Henry tersenyum lalu menggeleng, “aku yang terlalu cepat datang. Ayo masuk.” Henry menarikku untuk segera mengikutinya.
Kami masuk ke dalam resto, dimana sudah ada banyak orang yang duduk sembari menikmati hidangan di depan mereka. Henry membawaku ke sebuah tempat duduk yang masih kosong. Karena kami datang berdasarkan tiket, maka pelayan pun dengan sigap menerima tiket dari Henry lalu berjalan menuju ke dapur.
Resto Pynsa, merupakan resto mewah ke dua di kota ini. Resto ini memiliki area yang luas, dimana terdapat beberapa tempat makan dengan nuansa yang berbeda. Saat ini kami berada di tempat makan yang hanya bisa dipesan untuk dua orang. Aku dan Henry duduk berhadapan, sembari menunggu makanan datang.
“Kamu sibuk akhir-akhir ini?” Henry membuka suara, mengawali pembicaraan.
Aku mengangguk, “memang merepotkan. Tapi aku harus tetap melakukannya.”
Henry tertawa pelan, “semangatlah. Aku bisa membantumu jika kamu butuh bantuan.”
Di lain tempat, Ren memegang beberapa lembar kertas. Matanya memicing, membaca setiap kalimat yang tertulis. Sebuah boxfile tergeletak di depannya dengan judul “Kasus Ditutup, Tabrakan Lima Tahun yang lalu”. Ren menggeram sembari mengacak-ngacak rambutnya, “ini sulit. Aku butuh rekaman CCTV. Apapun yang terjadi aku akan menemukan pelaku yang menabrakmu, Carissa.”

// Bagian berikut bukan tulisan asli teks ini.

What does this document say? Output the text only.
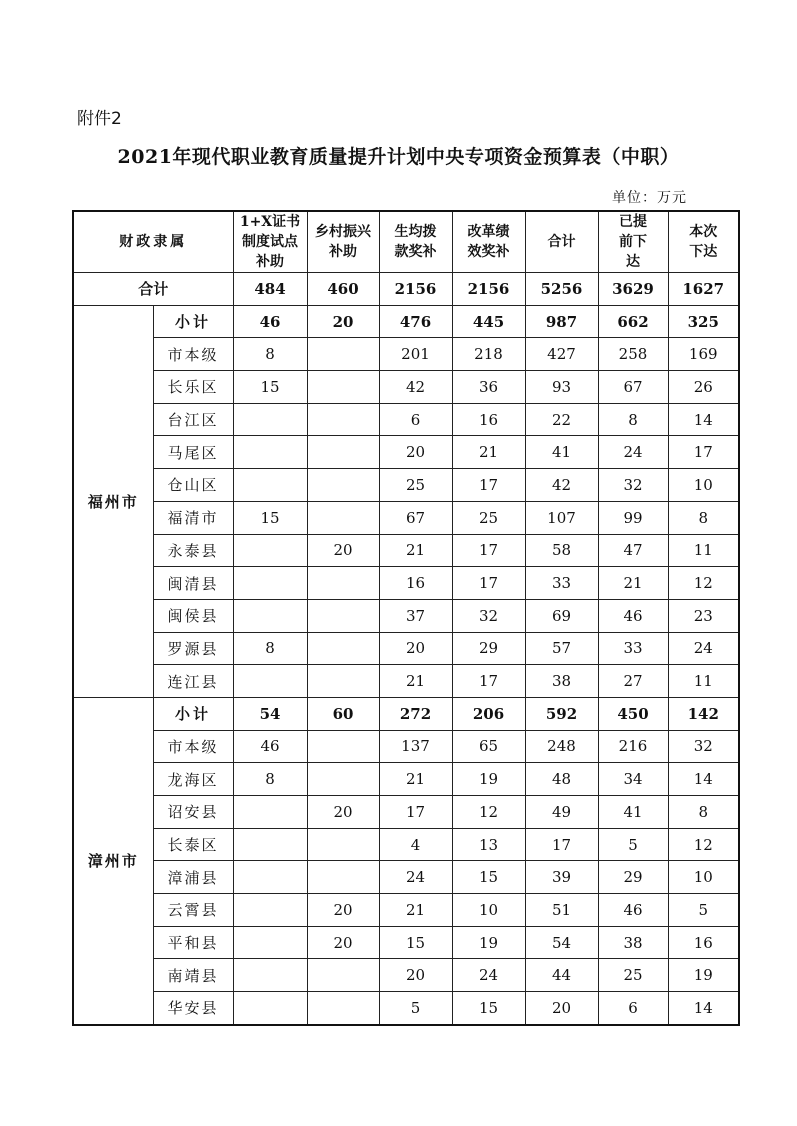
附件2
2021年现代职业教育质量提升计划中央专项资金预算表（中职）
单位：万元
财政隶属		1+X证书制度试点补助	乡村振兴补助	生均拨款奖补	改革绩效奖补	合计	已提前下达	本次下达
合计		484	460	2156	2156	5256	3629	1627
福州市	小计	46	20	476	445	987	662	325
	市本级	8		201	218	427	258	169
	长乐区	15		42	36	93	67	26
	台江区			6	16	22	8	14
	马尾区			20	21	41	24	17
	仓山区			25	17	42	32	10
	福清市	15		67	25	107	99	8
	永泰县		20	21	17	58	47	11
	闽清县			16	17	33	21	12
	闽侯县			37	32	69	46	23
	罗源县	8		20	29	57	33	24
	连江县			21	17	38	27	11
漳州市	小计	54	60	272	206	592	450	142
	市本级	46		137	65	248	216	32
	龙海区	8		21	19	48	34	14
	诏安县		20	17	12	49	41	8
	长泰区			4	13	17	5	12
	漳浦县			24	15	39	29	10
	云霄县		20	21	10	51	46	5
	平和县		20	15	19	54	38	16
	南靖县			20	24	44	25	19
	华安县			5	15	20	6	14
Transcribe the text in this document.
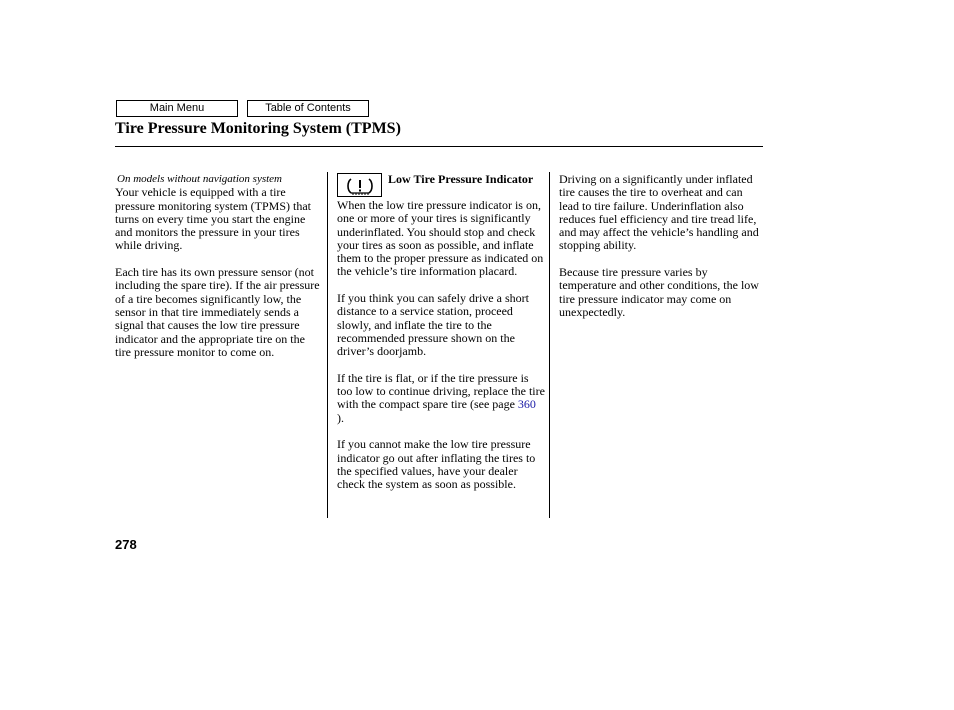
Main Menu	Table of Contents
Tire Pressure Monitoring System (TPMS)
On models without navigation system

Your vehicle is equipped with a tire pressure monitoring system (TPMS) that turns on every time you start the engine and monitors the pressure in your tires while driving.

Each tire has its own pressure sensor (not including the spare tire). If the air pressure of a tire becomes significantly low, the sensor in that tire immediately sends a signal that causes the low tire pressure indicator and the appropriate tire on the tire pressure monitor to come on.

Low Tire Pressure Indicator

When the low tire pressure indicator is on, one or more of your tires is significantly underinflated. You should stop and check your tires as soon as possible, and inflate them to the proper pressure as indicated on the vehicle’s tire information placard.

If you think you can safely drive a short distance to a service station, proceed slowly, and inflate the tire to the recommended pressure shown on the driver’s doorjamb.

If the tire is flat, or if the tire pressure is too low to continue driving, replace the tire with the compact spare tire (see page 360 ).

If you cannot make the low tire pressure indicator go out after inflating the tires to the specified values, have your dealer check the system as soon as possible.

Driving on a significantly under inflated tire causes the tire to overheat and can lead to tire failure. Underinflation also reduces fuel efficiency and tire tread life, and may affect the vehicle’s handling and stopping ability.

Because tire pressure varies by temperature and other conditions, the low tire pressure indicator may come on unexpectedly.

278
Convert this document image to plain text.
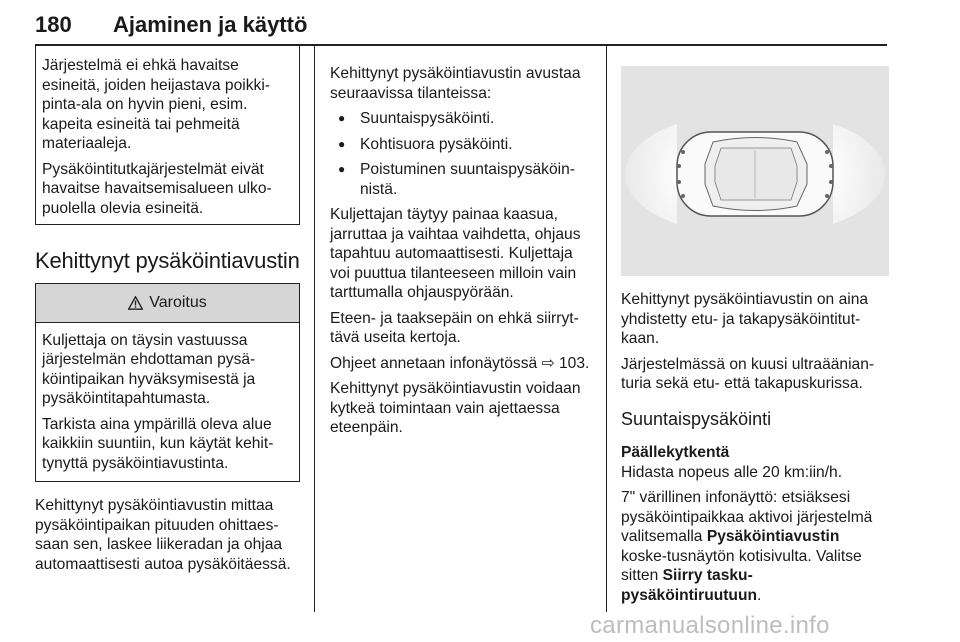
180 Ajaminen ja käyttö

Järjestelmä ei ehkä havaitse esineitä, joiden heijastava poikki-pinta-ala on hyvin pieni, esim. kapeita esineitä tai pehmeitä materiaaleja.

Pysäköintitutkajärjestelmät eivät havaitse havaitsemisalueen ulko-puolella olevia esineitä.

Kehittynyt pysäköintiavustin
Varoitus

Kuljettaja on täysin vastuussa järjestelmän ehdottaman pysä-köintipaikan hyväksymisestä ja pysäköintitapahtumasta.

Tarkista aina ympärillä oleva alue kaikkiin suuntiin, kun käytät kehit-tynyttä pysäköintiavustinta.

Kehittynyt pysäköintiavustin mittaa pysäköintipaikan pituuden ohittaes-saan sen, laskee liikeradan ja ohjaa automaattisesti autoa pysäköitäessä.

Kehittynyt pysäköintiavustin avustaa seuraavissa tilanteissa:

● Suuntaispysäköinti.
● Kohtisuora pysäköinti.
● Poistuminen suuntaispysäköin-nistä.

Kuljettajan täytyy painaa kaasua, jarruttaa ja vaihtaa vaihdetta, ohjaus tapahtuu automaattisesti. Kuljettaja voi puuttua tilanteeseen milloin vain tarttumalla ohjauspyörään.

Eteen- ja taaksepäin on ehkä siirryt-tävä useita kertoja.

Ohjeet annetaan infonäytössä ⇨ 103.

Kehittynyt pysäköintiavustin voidaan kytkeä toimintaan vain ajettaessa eteenpäin.

Kehittynyt pysäköintiavustin on aina yhdistetty etu- ja takapysäköintitut-kaan.

Järjestelmässä on kuusi ultraäänian-turia sekä etu- että takapuskurissa.

Suuntaispysäköinti

Päällekytkentä

Hidasta nopeus alle 20 km:iin/h.

7" värillinen infonäyttö: etsiäksesi pysäköintipaikkaa aktivoi järjestelmä valitsemalla Pysäköintiavustin koske-tusnäytön kotisivulta. Valitse sitten Siirry tasku- pysäköintiruutuun.

carmanualsonline.info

Di sebuah ruangan megah, Septian duduk santai sembari memperhatikan layar komputernya. Matanya menatap gerak-gerik di setiap monitor CCTV. Di tangannya memegang selembar kertas, yang sudah selesai dibacanya. Melihat sesuatu yang janggal, Septian meletakkan kertas di tangannya lalu menyambar jasnya kemudian bergegas meninggalkan ruangannya. Dia membawa mobil mewahnya membelah jalanan.
Pukul 8 malam, aku dan Henry keluar dari resto. Henry mengatakan jika akan mengantarku sampai ke rumah. Kami berdiri di tepi jalan menunggu taksi.
“Sangat berbahaya jika pulang malam sendirian,” ucap Henry.
Aku hanya mengangguk. Hal itulah yang menjadi alasan kami tidak bisa berlama-lama di Resto Pynsa. Setelah makan malam selesai, Henry mengajakku untuk segera pulang.
Aku menoleh kesana-kemari menunggu taksi yang telah kami pesan yang tak kunjung datang. Pandanganku terhenti pada seseorang yang terang-terangan menatap kearahku. Dia mengalihkan wajahnya ketika aku menatapnya, dan bagiku itu sangat aneh.
“Ada apa, Carissa?” Henry menatap kearah yang sama denganku.
Kualihkan pandanganku menatap Henry, “aku merasa seseorang memperhatikanku.”
Henry merangkul bahuku, “abaikan saja.”
Aku mengangguk, berusaha untuk mengalihkan pikiranku.
Suara derap langkah kembali mengalihkan pandanganku. Aku menoleh ke kananku dan seketika terkejut saat orang yang kutatap sebelumnya berlari kearahku dengan sebuah belati di tangan kanannya.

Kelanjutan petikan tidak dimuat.